Amministratori

Codice antimafia in «stand by»

Si fa più incerto il destino del nuovo Codice antimafia, con i suoi 36 articoli che estendono le misure di prevenzione personali e patrimoniali, ampliano il ricorso all’amministrazione giudiziaria potenziando le incompatibilità degli amministratori, puntano a favorire la ripresa delle aziende sequestrate e rafforzano composizione e competenze dell’Agenzia nazionale dei beni confiscati. Pesa la netta opposizione del centrodestra, Forza Italia in testa, ma anche qualche tentennamento nel Pd. Con il presidente Matteo Orfini che con un tweet sembra riaprire i giochi: «Le sollecitazioni di Cantone sul Codice antimafia meritano di essere approfondite. Lo faremo appena il testo tornerà alla Camera».

I lavori in Parlamento
Parole che da un lato aprono la strada al via libera finale in Senato, slittato a oggi dopo la bagarre ieri in Aula del centrodestra, Forza Italia in testa, che ha prima cercato in ogni modo di far tornare il testo in commissione (richiesta respinta dal presidente Pietro Grasso) e poi ha di fatto battuto la maggioranza sul calendario dei lavori deciso dalla Conferenza dei capigruppo. Ma le stesse parole, dall’altro lato, mettono un’ipoteca pesante sul Ddl, bloccato nelle secche di Palazzo Madama da novembre 2015, quando fu licenziato dalla Camera. Perché modificare il disegno di legge a Montecitorio non era nei patti (nelle diverse riunioni di maggioranza dei giorni scorsi l’accordo era quello di blindare il testo per vararlo in tempi rapidissimi) e rischia di far finire l’articolato su un binario morto.

La perplessità
Il fatto è che le perplessità di Raffaele Cantone, seguite da quelle di altri giuristi come Giovanni Maria Flick e Carlo Nordio, del presidente di Confindustria Vincenzo Boccia e di Luciano Violante, hanno fatto breccia tra i democratici più scettici. Il presidente dell’Anac ha ribadito ancora ieri i suoi dubbi non sul complesso della riforma, ma sull’articolo 1, che allarga le misure di prevenzione agli indiziati di truffa aggravata ai danni dello Stato o di associazione a delinquere finalizzata alla commissione di delitti contro la Pa, dalla corruzione alla concussione. Sulla stessa norma, corretta la settimana scorsa per restringerne le maglie e invisa a Fi e alla Lega, si è però espresso favorevolmente il Procuratore nazionale antimafia Franco Roberti.

Sintetizza il senatore Gaetano Quagliariello (Fl-Idea): «Il Codice ha messo d’accordo garantisti e giustizialisti nel dire che questo provvedimento è sbagliato e non va bene». Ma il relatore alla Camera Davide Mattiello (Pd) non nasconde l’amarezza: «Bisogna rassicurare i critici sulla ragionevolezza dei presupposti per l’estensione del sistema di prevenzione: non c’è soltanto l’elemento soggettivo, ma anche quello oggettivo.

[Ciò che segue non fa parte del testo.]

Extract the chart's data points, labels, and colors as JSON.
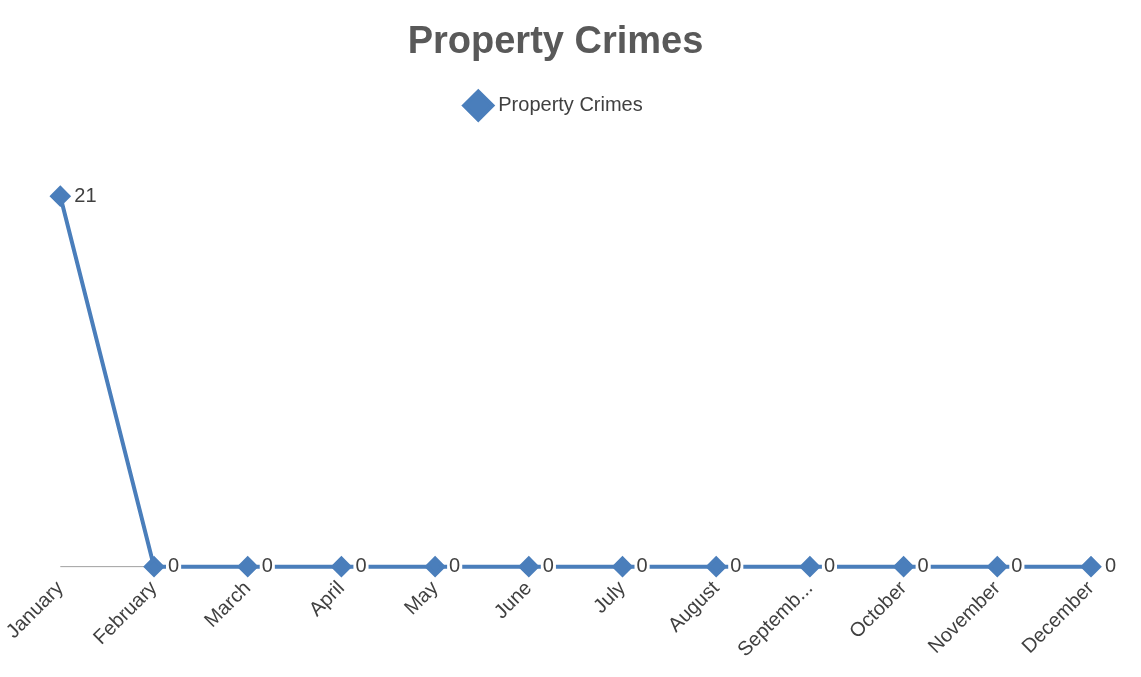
{
  "chart_data": {
    "type": "line",
    "title": "Property Crimes",
    "categories": [
      "January",
      "February",
      "March",
      "April",
      "May",
      "June",
      "July",
      "August",
      "Septemb...",
      "October",
      "November",
      "December"
    ],
    "series": [
      {
        "name": "Property Crimes",
        "color": "#4a7ebb",
        "values": [
          21,
          0,
          0,
          0,
          0,
          0,
          0,
          0,
          0,
          0,
          0,
          0
        ]
      }
    ],
    "data_labels": true,
    "legend": "top",
    "marker": "diamond",
    "grid": false,
    "tick_labels": "x"
  }
}
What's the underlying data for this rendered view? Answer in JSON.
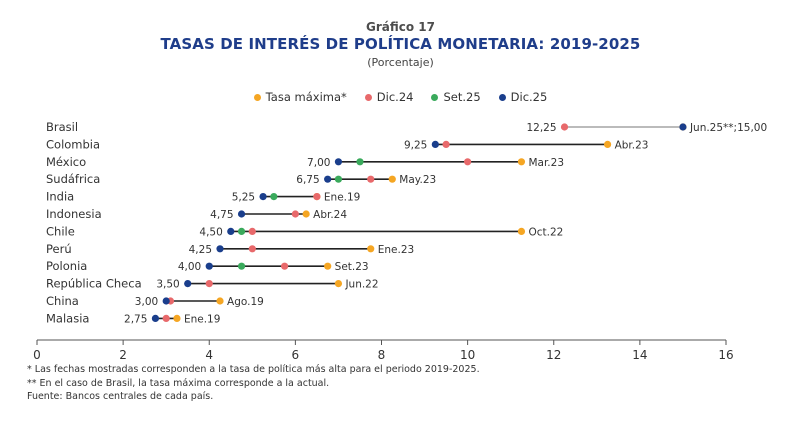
{
  "chart_data": {
    "type": "dumbbell",
    "subtitle_top": "Gráfico 17",
    "title": "TASAS DE INTERÉS DE POLÍTICA MONETARIA: 2019-2025",
    "unit": "(Porcentaje)",
    "xlim": [
      0,
      16
    ],
    "xticks": [
      "0",
      "2",
      "4",
      "6",
      "8",
      "10",
      "12",
      "14",
      "16"
    ],
    "xtick_values": [
      0,
      2,
      4,
      6,
      8,
      10,
      12,
      14,
      16
    ],
    "legend": [
      {
        "name": "Tasa máxima*",
        "color": "#f5a623"
      },
      {
        "name": "Dic.24",
        "color": "#e8696b"
      },
      {
        "name": "Set.25",
        "color": "#3aaa5c"
      },
      {
        "name": "Dic.25",
        "color": "#1a3e8c"
      }
    ],
    "legend_position": "top-center",
    "countries": [
      {
        "name": "Brasil",
        "max": 15.0,
        "dic24": 12.25,
        "set25": null,
        "dic25": 15.0,
        "left_label": "12,25",
        "right_label": "Jun.25**;15,00"
      },
      {
        "name": "Colombia",
        "max": 13.25,
        "dic24": 9.5,
        "set25": null,
        "dic25": 9.25,
        "left_label": "9,25",
        "right_label": "Abr.23"
      },
      {
        "name": "México",
        "max": 11.25,
        "dic24": 10.0,
        "set25": 7.5,
        "dic25": 7.0,
        "left_label": "7,00",
        "right_label": "Mar.23"
      },
      {
        "name": "Sudáfrica",
        "max": 8.25,
        "dic24": 7.75,
        "set25": 7.0,
        "dic25": 6.75,
        "left_label": "6,75",
        "right_label": "May.23"
      },
      {
        "name": "India",
        "max": 6.5,
        "dic24": 6.5,
        "set25": 5.5,
        "dic25": 5.25,
        "left_label": "5,25",
        "right_label": "Ene.19"
      },
      {
        "name": "Indonesia",
        "max": 6.25,
        "dic24": 6.0,
        "set25": null,
        "dic25": 4.75,
        "left_label": "4,75",
        "right_label": "Abr.24"
      },
      {
        "name": "Chile",
        "max": 11.25,
        "dic24": 5.0,
        "set25": 4.75,
        "dic25": 4.5,
        "left_label": "4,50",
        "right_label": "Oct.22"
      },
      {
        "name": "Perú",
        "max": 7.75,
        "dic24": 5.0,
        "set25": null,
        "dic25": 4.25,
        "left_label": "4,25",
        "right_label": "Ene.23"
      },
      {
        "name": "Polonia",
        "max": 6.75,
        "dic24": 5.75,
        "set25": 4.75,
        "dic25": 4.0,
        "left_label": "4,00",
        "right_label": "Set.23"
      },
      {
        "name": "República Checa",
        "max": 7.0,
        "dic24": 4.0,
        "set25": null,
        "dic25": 3.5,
        "left_label": "3,50",
        "right_label": "Jun.22"
      },
      {
        "name": "China",
        "max": 4.25,
        "dic24": 3.1,
        "set25": null,
        "dic25": 3.0,
        "left_label": "3,00",
        "right_label": "Ago.19"
      },
      {
        "name": "Malasia",
        "max": 3.25,
        "dic24": 3.0,
        "set25": null,
        "dic25": 2.75,
        "left_label": "2,75",
        "right_label": "Ene.19"
      }
    ],
    "notes": [
      "* Las fechas mostradas corresponden a la tasa de política más alta para el periodo 2019-2025.",
      "** En el caso de Brasil, la tasa máxima corresponde a la actual.",
      "Fuente: Bancos centrales de cada país."
    ]
  }
}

E occorre ricordare il miglioramento dell’intera procedura di sequestro e confisca, che rappresenta i due terzi della riforma: tempi certi, difesa dei diritti dei terzi creditori, distrettualizzazione del giudicante».

L’approvazione
Per il “sì” finale, il Pd conta in Senato sull’appoggio dei bersaniani di Mdp e degli alfaniani di Alternativa popolare, sponda del centrodestra nella maggioranza e protagonisti della mediazione sulla confisca allargata ai corrotti. Però gli stessi centristi gradirebbero volentieri un rinvio per evitare bracci di ferro su provvedimenti scomodi (compreso lo ius soli), come ha dimostrato ieri la richiesta della capogruppo Laura Bianconi di fissare una nuova capigruppo per rivedere il calendario «con animo più sereno». Molto simile alla «pausa di riflessione» invocata dalla Lega.

Intanto l’Unione delle camere penali è già sul piede di guerra: ha proclamato l’astensione dalle udienze e una manifestazione nazionale a Salerno per il 18 luglio, convinta che la riforma «certamente contribuirà ad abbassare in maniera consistente lo standard delle garanzie e a collocare l’Italia al di fuori dei parametri indicati dalla giurisprudenza Cedu». Dura la reazione della Cgil, che con Libera e altre associazioni sostiene il Ddl: «Il vero obiettivo è uccidere alla radice il sistema delle misure di prevenzione».